I had become a tortoise in a town full of hares and discovered that everything must be done with the deliberateness of a tightrope walker. What used to take minutes now took hours. But I wasn’t having any of it. I thought I could get back in the saddle and maintain my same routine.
I quickly learned just getting out of the apartment required the premeditated plotting of a NASA interplanetary mission. There was no more running down to the coffee shop to get my overpriced Café Wake-up-acino. In fact, the word ‘run’ was no longer in my vocabulary. A snail on Ambien could get out of my building faster than me.

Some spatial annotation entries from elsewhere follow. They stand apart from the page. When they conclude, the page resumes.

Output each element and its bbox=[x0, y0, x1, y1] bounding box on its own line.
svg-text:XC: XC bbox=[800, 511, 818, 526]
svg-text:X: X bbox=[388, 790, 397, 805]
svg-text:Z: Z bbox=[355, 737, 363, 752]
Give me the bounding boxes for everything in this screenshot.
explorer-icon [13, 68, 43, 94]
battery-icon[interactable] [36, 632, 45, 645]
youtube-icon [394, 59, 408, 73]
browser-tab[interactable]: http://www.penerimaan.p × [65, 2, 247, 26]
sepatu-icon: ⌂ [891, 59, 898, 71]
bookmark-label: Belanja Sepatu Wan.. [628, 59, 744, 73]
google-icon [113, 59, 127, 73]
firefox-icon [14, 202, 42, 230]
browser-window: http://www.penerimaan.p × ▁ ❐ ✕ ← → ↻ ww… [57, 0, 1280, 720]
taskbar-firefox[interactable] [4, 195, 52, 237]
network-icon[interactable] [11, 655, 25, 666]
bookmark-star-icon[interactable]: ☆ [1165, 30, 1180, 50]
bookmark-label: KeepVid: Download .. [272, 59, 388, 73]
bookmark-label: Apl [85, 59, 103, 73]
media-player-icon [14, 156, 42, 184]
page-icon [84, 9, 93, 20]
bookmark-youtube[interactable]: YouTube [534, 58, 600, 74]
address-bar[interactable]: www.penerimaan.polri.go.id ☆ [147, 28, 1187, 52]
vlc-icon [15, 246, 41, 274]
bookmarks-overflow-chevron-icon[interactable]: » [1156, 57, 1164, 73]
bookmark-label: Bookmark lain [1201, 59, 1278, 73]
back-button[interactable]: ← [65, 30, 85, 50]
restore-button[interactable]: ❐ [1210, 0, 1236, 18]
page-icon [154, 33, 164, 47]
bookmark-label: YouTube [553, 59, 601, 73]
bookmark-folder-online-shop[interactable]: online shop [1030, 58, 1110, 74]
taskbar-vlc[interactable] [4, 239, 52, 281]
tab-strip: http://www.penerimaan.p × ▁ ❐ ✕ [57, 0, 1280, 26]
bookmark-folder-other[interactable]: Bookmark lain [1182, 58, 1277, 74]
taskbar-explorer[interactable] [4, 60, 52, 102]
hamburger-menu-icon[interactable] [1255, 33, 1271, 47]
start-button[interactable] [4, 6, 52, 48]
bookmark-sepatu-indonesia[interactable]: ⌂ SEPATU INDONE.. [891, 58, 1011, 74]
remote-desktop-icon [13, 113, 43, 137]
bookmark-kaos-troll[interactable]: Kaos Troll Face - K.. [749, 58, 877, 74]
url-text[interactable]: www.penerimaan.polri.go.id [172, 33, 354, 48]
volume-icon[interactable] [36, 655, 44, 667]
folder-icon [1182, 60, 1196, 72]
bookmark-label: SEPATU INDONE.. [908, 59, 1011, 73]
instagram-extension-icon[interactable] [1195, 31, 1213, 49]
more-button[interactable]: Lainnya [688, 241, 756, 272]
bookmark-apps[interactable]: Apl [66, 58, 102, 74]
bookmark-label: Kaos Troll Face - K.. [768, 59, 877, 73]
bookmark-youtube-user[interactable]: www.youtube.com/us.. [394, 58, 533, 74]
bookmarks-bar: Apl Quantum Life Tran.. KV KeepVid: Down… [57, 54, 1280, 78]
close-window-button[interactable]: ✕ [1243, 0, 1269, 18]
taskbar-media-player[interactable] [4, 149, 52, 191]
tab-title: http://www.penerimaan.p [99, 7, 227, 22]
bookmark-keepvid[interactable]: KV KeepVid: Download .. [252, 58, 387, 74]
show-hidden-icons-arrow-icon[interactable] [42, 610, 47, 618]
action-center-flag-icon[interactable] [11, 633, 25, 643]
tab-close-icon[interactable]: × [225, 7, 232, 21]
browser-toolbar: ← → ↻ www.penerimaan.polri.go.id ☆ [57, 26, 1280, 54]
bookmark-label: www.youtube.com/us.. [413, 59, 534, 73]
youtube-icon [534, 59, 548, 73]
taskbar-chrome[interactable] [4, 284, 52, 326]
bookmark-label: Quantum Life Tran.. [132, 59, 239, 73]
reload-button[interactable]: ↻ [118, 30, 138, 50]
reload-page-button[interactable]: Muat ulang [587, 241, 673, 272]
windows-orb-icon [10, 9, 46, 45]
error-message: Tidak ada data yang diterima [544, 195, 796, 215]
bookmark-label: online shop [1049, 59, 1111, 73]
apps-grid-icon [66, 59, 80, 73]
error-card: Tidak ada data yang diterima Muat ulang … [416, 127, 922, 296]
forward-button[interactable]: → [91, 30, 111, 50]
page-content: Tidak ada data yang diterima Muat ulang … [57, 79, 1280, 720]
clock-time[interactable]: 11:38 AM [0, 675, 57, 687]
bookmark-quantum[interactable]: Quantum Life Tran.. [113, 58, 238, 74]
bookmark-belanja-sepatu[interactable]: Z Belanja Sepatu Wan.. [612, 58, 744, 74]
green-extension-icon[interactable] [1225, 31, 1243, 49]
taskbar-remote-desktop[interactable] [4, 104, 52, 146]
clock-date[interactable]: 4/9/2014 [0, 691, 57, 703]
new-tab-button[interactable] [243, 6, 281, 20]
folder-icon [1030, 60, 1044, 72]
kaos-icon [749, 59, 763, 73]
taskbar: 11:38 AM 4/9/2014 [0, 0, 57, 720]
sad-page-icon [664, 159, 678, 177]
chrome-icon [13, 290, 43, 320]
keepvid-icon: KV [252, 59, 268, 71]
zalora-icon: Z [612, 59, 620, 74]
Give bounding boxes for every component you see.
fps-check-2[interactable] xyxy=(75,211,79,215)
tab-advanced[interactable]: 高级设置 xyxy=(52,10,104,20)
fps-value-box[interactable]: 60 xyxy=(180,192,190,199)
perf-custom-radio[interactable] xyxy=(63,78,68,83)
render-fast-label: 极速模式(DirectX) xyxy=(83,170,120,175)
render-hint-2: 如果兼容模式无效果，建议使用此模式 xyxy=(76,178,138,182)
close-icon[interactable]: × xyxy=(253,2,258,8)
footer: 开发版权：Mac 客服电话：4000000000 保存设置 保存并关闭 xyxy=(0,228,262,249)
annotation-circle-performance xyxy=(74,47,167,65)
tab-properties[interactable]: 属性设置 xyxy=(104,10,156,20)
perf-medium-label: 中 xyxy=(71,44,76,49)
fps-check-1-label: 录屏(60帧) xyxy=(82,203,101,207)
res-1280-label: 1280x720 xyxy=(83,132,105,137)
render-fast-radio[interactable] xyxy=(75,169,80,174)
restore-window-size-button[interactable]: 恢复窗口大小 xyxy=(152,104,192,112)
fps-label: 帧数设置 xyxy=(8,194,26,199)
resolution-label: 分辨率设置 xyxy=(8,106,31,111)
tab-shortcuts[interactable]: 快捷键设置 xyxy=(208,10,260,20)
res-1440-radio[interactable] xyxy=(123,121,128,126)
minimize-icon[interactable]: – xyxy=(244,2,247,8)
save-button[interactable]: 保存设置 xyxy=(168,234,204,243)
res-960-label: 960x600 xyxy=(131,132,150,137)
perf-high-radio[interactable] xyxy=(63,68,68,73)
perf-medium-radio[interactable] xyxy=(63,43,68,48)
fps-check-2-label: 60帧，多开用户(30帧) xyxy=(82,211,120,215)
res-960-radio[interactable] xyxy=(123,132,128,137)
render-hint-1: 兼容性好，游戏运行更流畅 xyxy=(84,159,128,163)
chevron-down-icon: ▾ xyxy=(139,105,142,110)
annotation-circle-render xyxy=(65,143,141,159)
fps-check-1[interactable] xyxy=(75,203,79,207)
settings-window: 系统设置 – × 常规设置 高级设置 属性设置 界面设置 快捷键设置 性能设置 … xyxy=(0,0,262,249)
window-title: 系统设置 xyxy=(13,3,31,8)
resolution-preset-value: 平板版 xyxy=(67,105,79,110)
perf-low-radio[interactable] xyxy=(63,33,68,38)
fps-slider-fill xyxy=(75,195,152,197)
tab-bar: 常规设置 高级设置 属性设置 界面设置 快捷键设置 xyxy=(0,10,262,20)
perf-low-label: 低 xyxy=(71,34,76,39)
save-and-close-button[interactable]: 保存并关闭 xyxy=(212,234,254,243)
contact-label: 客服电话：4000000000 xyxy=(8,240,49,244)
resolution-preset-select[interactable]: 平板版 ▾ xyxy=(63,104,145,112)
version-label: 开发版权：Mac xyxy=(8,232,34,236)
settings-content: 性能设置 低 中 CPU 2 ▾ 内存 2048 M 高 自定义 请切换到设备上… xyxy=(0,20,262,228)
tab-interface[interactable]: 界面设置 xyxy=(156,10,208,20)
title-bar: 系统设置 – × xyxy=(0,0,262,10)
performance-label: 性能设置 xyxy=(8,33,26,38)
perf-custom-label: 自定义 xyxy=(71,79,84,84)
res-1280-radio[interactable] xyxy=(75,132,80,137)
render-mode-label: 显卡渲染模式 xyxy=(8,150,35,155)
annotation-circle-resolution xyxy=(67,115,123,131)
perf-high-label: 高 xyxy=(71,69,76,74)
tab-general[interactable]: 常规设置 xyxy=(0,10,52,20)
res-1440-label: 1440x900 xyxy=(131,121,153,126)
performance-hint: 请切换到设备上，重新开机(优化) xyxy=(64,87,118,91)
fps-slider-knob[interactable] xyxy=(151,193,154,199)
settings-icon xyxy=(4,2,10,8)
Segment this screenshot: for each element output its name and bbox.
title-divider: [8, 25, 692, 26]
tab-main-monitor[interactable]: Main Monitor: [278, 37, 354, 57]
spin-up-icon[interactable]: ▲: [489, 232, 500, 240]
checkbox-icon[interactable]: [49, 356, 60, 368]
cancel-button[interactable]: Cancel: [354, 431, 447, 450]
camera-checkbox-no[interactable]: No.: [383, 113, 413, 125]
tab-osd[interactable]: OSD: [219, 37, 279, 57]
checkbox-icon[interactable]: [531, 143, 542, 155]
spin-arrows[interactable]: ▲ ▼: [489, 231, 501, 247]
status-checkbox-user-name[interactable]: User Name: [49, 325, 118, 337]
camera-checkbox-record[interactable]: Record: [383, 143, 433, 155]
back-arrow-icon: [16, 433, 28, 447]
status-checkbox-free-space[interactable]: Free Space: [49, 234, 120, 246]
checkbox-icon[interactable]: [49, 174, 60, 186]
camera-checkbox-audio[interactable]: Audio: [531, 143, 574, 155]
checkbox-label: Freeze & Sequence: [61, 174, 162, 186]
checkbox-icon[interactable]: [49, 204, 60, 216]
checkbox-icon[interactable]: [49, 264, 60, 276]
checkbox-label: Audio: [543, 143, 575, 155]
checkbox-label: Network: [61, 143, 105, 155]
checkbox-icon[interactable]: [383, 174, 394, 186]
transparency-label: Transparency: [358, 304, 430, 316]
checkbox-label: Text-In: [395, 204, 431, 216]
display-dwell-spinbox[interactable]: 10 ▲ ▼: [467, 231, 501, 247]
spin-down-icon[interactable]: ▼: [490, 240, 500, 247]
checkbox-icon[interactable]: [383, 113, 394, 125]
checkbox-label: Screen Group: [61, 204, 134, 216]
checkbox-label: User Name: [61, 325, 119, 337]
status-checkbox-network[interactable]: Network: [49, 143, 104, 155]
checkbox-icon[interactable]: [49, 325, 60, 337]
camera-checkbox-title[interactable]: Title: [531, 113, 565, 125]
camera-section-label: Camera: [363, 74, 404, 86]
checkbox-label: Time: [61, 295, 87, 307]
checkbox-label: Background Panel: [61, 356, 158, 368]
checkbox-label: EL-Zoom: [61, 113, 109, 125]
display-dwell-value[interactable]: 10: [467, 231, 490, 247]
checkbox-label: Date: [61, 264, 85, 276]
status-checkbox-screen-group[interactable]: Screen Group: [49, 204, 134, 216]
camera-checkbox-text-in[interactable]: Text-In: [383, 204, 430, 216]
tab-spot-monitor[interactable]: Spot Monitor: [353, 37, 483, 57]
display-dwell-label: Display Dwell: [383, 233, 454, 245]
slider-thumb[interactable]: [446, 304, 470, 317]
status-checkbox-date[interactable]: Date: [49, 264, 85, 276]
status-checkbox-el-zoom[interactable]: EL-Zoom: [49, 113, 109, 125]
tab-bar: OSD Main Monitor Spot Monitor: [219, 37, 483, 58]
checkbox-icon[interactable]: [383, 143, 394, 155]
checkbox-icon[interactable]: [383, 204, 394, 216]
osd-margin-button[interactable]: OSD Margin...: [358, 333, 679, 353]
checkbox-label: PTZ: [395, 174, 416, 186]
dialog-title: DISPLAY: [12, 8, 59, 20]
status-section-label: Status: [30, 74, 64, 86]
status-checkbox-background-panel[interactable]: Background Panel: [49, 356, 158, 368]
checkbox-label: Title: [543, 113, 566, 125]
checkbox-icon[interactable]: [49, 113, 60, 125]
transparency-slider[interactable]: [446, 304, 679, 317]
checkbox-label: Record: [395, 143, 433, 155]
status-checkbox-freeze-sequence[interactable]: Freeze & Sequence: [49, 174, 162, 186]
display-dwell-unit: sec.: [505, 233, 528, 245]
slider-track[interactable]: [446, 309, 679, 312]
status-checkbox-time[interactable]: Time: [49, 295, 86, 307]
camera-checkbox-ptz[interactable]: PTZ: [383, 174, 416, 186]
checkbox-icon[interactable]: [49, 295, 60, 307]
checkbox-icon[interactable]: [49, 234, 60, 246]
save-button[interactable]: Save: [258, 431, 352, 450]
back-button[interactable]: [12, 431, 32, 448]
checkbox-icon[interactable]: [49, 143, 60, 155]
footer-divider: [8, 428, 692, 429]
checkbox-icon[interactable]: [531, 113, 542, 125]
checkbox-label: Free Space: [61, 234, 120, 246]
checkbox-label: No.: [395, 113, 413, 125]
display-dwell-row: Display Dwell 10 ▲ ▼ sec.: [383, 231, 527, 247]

I ignored the packet my OT gave me that included post-stroke “Fun Facts” on morning routines, so I rushed dressing as though the stroke never happened. One day I was in the elevator and my neighbor’s kid pointed to me and said “Daddy, he has an innie.” I looked down and realized my midriff was totally exposed. Man, how long have I been going out looking like a Calypso backup singer for Harry Belafonte? Since then those “Fun Facts” have been my bible.
Unfortunately there was no packet for navigating the city sidewalks. Here, I was on my own. In my mind I was going flat out, but the speedometer needle barely moved.
I was Scotty in the engine room of the USS Enterprise — “I’ve not got the power, Captain!” Not only did I lack the power, I had the agility of an ironing board. Bobbing and weaving was impossible. It was as if an Apple Store explosively pollinated itself on the streets of the city, and I was an inflatable punching clown getting slammed by oblivious plugged-in pedestrians hypnotized by their smart phones.
Worse than getting banged around was that my newfound sluggishness made me feel dull. It was the rush of speed that I was missing. Life used to be about getting somewhere as fast as possible rendering the world a blur, but I didn’t care.
Then one day, I couldn’t make it across 7th Avenue before the light changed. Having cars, cabs and buses thundering two inches from my nose threatening to turn me into road-kill was all I needed to get my adrenaline pumping again. My surroundings magically came into focus, and suddenly everything became three-dimensional like the terrain of a relief map.
I’m afraid it might be slow going for some time, perhaps forever. And that’s OK. I now notice details I never really saw before. It’s changed the way I look at life, which, as Ferris says, moves pretty fast anyway.